The Germans also executed many Russian prisoners as well as Jews from other parts of Europe. The Romani were especially targeted and brought here for their Final Solution.

When the Soviets took over again, it was the German prisoners who were targeted for execution.

The country had a brief flowering of culture and independence prior to World War 1. Our guide took us to the Art Nouveau neighborhoods. It seems a kind of anomaly, but Riga is filled with Art Nouveau buildings. I’ll let you explore the many highlights yourself. Some of the most striking examples designed by Mikhail Eisentstien (father of Sergei—filmmaker Battleship Potemkin, etc.)

His work can be fanciful and macabre.

Imagine blocks of buildings like this…

We toured the rest of the city and then were set loose. The guide had pointed to a huge building across the river.

“The National Library.”

Riga National Library

Naturally, I headed there, though the walk was a couple miles. The entrance wasn’t clearly marked, and I worried it might not be open, but eventually, after a complete circumlocution of the vast edifice, I found my way in.

As with so many modern libraries, one wonders where the books are. In this building, they was a huge “installation.” Kind of a Books by the Foot designer’s fantasy of random books behind glass many tall stories high.

What does it mean? Books are obsolete? Superfluous?

There were some bookish exhibits in the vast building, but mostly the place was filled with “air.”

The city was extremely beautiful.

For my second Riga dinner, I returned to Melnie Muki.

Melnie Muki

Drunk monk beef and venison goulash with coffee and beer. The entry beef cheeks with mashed potatoes, asparagus and red wine sauce.

Fabulous.

The next morning, we headed up the Baltic coast to Estonia.

6 Comments on Article

  1. Ron commented on

    Another great one Chuck. Thanks, Ron

    1. Charles Roberts replied on

      Thanks ron!
      I miss you!
      Hope to ge there before too long.It’s not that far.
      You have a (partial) barrel of lure as well;.
      I’d be glad to bring a donation

      C

  2. RKG commented on

    Thank you for sharing your journal each week. I particularly enjoyed the picture of the library in Rundale, and your descriptions of the food and drinks in your travels. I discovered your blog earlier this year, after visiting your store in Frederick — I bought off you several times via Abe, but that was my first visit, after moving to Gettysburg area last year. My favorite entry of your blog so far was your entry on your travels to Turkey, that started by mentioning “Band played Waltzing Matilda”. Growing up as 2nd generation Irish-American, I heard several versions of that song growing up– that and “the patriot game” stood out among all the “rebel” ballads–until later, when I heard as an adult Sinead O’Connor’s “Rebel song” on YouTube. Your review was first serious discussion I’ve ever read about “Band played Waltzing Matilda.” Thank you.
    Please keep sharing. And hopefully your new store is in Gettysburg!

    1. Charles Roberts replied on

      Thank you so much for reading and commenting!
      (Any relation to the guitarist?).
      I’m so glad you made it to the store. It is a rare treat for most of the world. I’m glad geography brought you within reach.
      That song is heartrending and resonates right now – though all the participants are long dead.
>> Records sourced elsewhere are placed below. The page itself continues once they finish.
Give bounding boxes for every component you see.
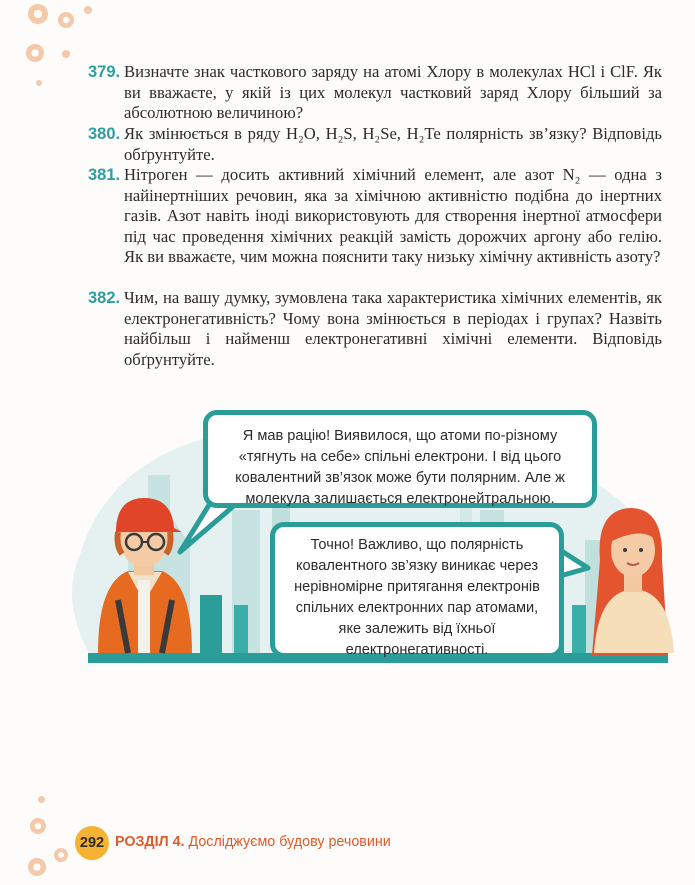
chapter-footer: [115, 834, 391, 850]
decor-dot: [62, 50, 70, 58]
decor-dot: [28, 4, 48, 24]
decor-dot: [36, 80, 42, 86]
decor-dot: [26, 44, 44, 62]
task-number: 382.: [88, 289, 121, 307]
task-379: [88, 62, 662, 124]
task-number: 379.: [88, 63, 121, 81]
section-label: РОЗДІЛ 4.: [115, 834, 185, 850]
task-380: [88, 124, 662, 165]
task-text: Нітроген — досить активний хімічний елемент, але азот N₂ — одна з найінертніших речовин, яка за хімічною активністю подібна до інертних газів. Азот навіть іноді використовують для створення інертної атмосфери під час проведення хімічних реакцій замість дорожчих аргону або гелію. Як ви вважаєте, чим можна пояснити таку низьку хімічну активність азоту?: [124, 165, 662, 266]
decor-dot: [30, 818, 46, 834]
illustration-scene: [0, 400, 695, 670]
page-number: 292: [75, 826, 109, 860]
boy-speech-text: Я мав рацію! Виявилося, що атоми по-різному «тягнуть на себе» спільні електрони. І від цього ковалентний зв’язок може бути полярним. Але ж молекула залишається електронейтральною.: [235, 428, 565, 507]
section-title: Досліджуємо будову речовини: [188, 834, 391, 850]
girl-speech-text: Точно! Важливо, що полярність ковалентного зв’язку виникає через нерівномірне притягання електронів спільних електронних пар атомами, яке залежить від їхньої електронегативності.: [294, 537, 540, 658]
decor-dot: [28, 858, 46, 876]
task-text: Як змінюється в ряду H₂O, H₂S, H₂Se, H₂Te полярність зв’язку? Відповідь обґрунтуйте.: [124, 124, 662, 164]
girl-character: [592, 508, 674, 655]
decor-dot: [38, 796, 45, 803]
task-number: 380.: [88, 125, 121, 143]
task-text: Чим, на вашу думку, зумовлена така характеристика хімічних елементів, як електронегативність? Чому вона змінюється в періодах і групах? Назвіть найбільш і найменш електронегативні хімічні елементи. Відповідь обґрунтуйте.: [124, 288, 662, 369]
task-382: [88, 288, 662, 370]
girl-speech-bubble: [270, 522, 564, 658]
task-381: [88, 165, 662, 268]
decor-dot: [58, 12, 74, 28]
decor-dot: [54, 848, 68, 862]
task-text: Визначте знак часткового заряду на атомі Хлору в молекулах HCl і ClF. Як ви вважаєте, у якій із цих молекул частковий заряд Хлору більший за абсолютною величиною?: [124, 62, 662, 122]
task-number: 381.: [88, 166, 121, 184]
boy-speech-bubble: [203, 410, 597, 508]
decor-dot: [84, 6, 92, 14]
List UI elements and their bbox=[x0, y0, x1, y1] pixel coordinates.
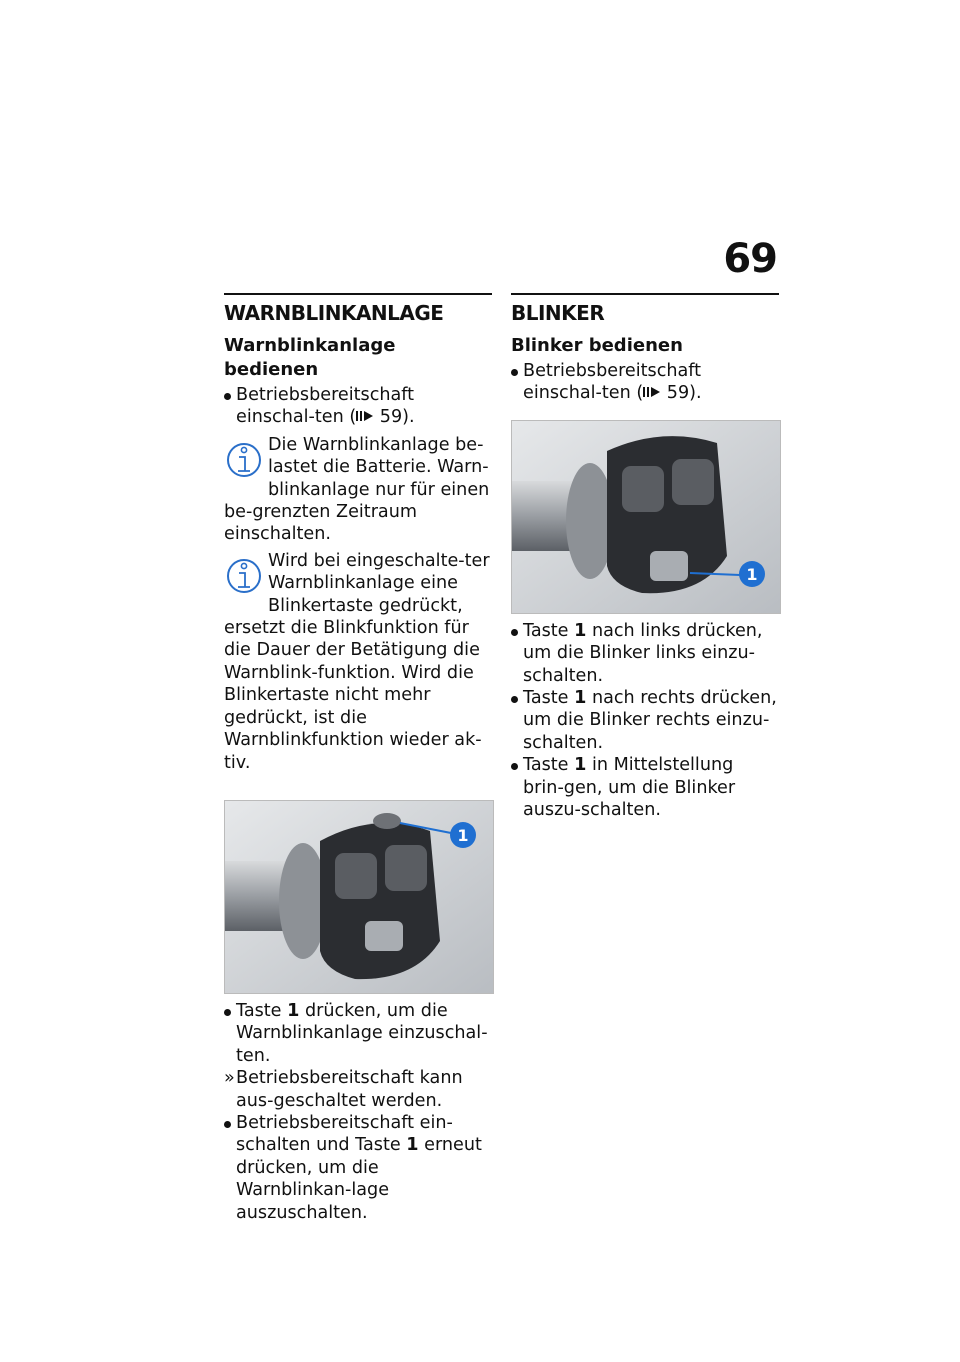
page-reference-arrow-icon bbox=[643, 383, 661, 405]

Actually going to Gallipoli was a physical shock to body and soul. I’m very lucky I can travel to places like that.

      I lived hardscrabble just south of G’burg in the 80s and 90s while Wonder book was born and growing.
      If you haven’t been try Rubes Crab Shack the The Ott House for cultural reasons. The food is decent too.
      for 2 decades I spent Sunday morning at the Lincoln Diner having excellent breakfasts and reading the (then fat) Sunday Wash Post

      If you ever want to visit the warehouse in Frederick I enjoy showing people around.
      Kind of a Disney World of books.

      Please comment when you can
      Chuck

  3. Gregory commented on

    Chuck, if you are able to sell rubber bands for $1.50 (even in your dreams), I have a bunch of them I can let you have for $1 each. Just let me know!

    1. Charles Roberts replied on

      I think the guy wanted to have HIS rubber band and $1.50 returned. I just had to find them in the giant library.
      Made perfect sense at the time … LOL.